Meu espaço - desmedido -
é o pessoal aí, é nossa
gente,
de braços abertos tocando a fímbria
de uma e outra fome,
o povo, cara,
que numa das mãos sustenta a festa
e na outra
uma bomba de tempo


Ferreira Gullar

colhido em poemblog e postado aqui, em homenagem ao «espírito brasileiro» de que tanto gosto.

E, para completar, «fulanizar» era a palavar do dia no Priberam, a que tive de recorrer, por causa de uma dúvida quanto a empregar, na escrita, um termo mais popular.

sexta-feira, 25 de junho de 2010

Insónia

«Esta noite, não é noite
não é noite de dormir.
Nem esta, nem a que vem
nem aquela que está pra vir.
As nossas noites, nunca serão noites
de dormir...»

Gabriela Schaff

Distraída ou Selectiva?

Cada vez mais me convenço que a nossa Memória tem diferentes idades (Idades Memoriais...dava um título bonito para qualquer coisa...).
Há uma idade especial para fixar os nomes dos artistas: dos cantores, dos actores...que nos marcam...ou não...
Ora bem, vamos ver se eu me consigo explicar: «dou-me conta» de que, quando era mais nova, fixava com muita facilidade os nomes dos artistas do momento (os que gostava, os que não gostava e os que «tinha dias») e agora só fixo - e com esforço - aqueles que me marcam, a quem tento, conscientemente, homenagear com a minha memória, com evocações frequentes, com referências em público.

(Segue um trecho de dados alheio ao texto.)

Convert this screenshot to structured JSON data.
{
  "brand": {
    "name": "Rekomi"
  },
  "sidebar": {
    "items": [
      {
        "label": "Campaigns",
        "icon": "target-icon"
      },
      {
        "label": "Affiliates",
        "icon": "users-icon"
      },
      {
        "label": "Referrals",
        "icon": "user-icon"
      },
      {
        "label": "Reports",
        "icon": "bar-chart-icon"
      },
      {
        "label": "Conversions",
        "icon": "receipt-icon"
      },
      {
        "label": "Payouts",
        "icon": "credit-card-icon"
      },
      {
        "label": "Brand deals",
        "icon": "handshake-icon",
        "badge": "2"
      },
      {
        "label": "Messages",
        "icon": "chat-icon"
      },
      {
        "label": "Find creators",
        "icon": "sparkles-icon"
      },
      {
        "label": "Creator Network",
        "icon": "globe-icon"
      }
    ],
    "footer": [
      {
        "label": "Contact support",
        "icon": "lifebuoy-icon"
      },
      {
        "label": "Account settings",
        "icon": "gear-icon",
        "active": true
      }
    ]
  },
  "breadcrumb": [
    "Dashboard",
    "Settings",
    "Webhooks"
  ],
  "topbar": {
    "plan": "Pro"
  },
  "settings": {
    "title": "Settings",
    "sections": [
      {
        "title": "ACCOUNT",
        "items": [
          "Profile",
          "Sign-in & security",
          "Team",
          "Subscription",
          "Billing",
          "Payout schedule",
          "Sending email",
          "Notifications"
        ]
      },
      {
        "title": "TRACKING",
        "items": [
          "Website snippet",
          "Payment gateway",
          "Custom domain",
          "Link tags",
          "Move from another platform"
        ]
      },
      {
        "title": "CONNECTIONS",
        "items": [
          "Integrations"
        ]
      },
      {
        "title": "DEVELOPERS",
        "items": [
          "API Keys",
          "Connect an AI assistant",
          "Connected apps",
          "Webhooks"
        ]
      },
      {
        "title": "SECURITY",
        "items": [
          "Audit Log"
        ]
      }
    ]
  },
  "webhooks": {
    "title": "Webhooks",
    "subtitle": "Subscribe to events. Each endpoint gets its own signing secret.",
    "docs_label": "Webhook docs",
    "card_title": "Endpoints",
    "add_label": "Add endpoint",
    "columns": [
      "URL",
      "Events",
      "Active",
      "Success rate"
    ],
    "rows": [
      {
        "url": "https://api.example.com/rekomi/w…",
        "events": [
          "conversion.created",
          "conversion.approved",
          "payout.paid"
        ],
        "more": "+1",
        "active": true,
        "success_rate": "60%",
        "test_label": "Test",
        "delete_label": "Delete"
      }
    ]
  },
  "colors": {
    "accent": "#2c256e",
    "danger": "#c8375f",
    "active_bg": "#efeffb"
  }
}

Depois reparo que os meus sobrinhos e os meus alunos fixam tudo com facilidade, como eu fazia antes. Será que há mesmo uma idade em que absorvemos quase toda a informação e outra em que a filtramos? Estarei a «perder qualidades», por já não fixar tudo, ou a «ganhar competências», retendo apenas o que me interessa? Distraída ou selecctiva?...

E perguntam vocês, porque me deu este ataque de verborreia?
Eu explico (só estava mesmo à espera que perguntassem):
Está aí, em força, a promoção do álbum de regresso de Rita Guerra, artista que me agrada, sem me fascinar. Na respectiva promoção do CD passa frequentemente na rádio a sua música de lançamento «Eu só quero».
Sempre que a ouço tenho a sensação de que ela não está certa, de que aquela música me evoca outra voz, outra toada, uma cadência lânguida e quase miada...e desperta em mim a memória de outros versos:

«Põe os teus braços à volta de mim
leva-me ao cinema, em sessões contínuas...»

Esta música foi-me embalando e embalando, até «acender na minha memória» o nome de Gabriela Schaff, de que eu achava que me tinha esquecido completamente (quer dizer, não achava, porque se achasse era porque sabia...adiante!)
Feita a pesquisa na net lá descobri a moça - um pouquito mais velha que eu - que vive actualmente em Zurique.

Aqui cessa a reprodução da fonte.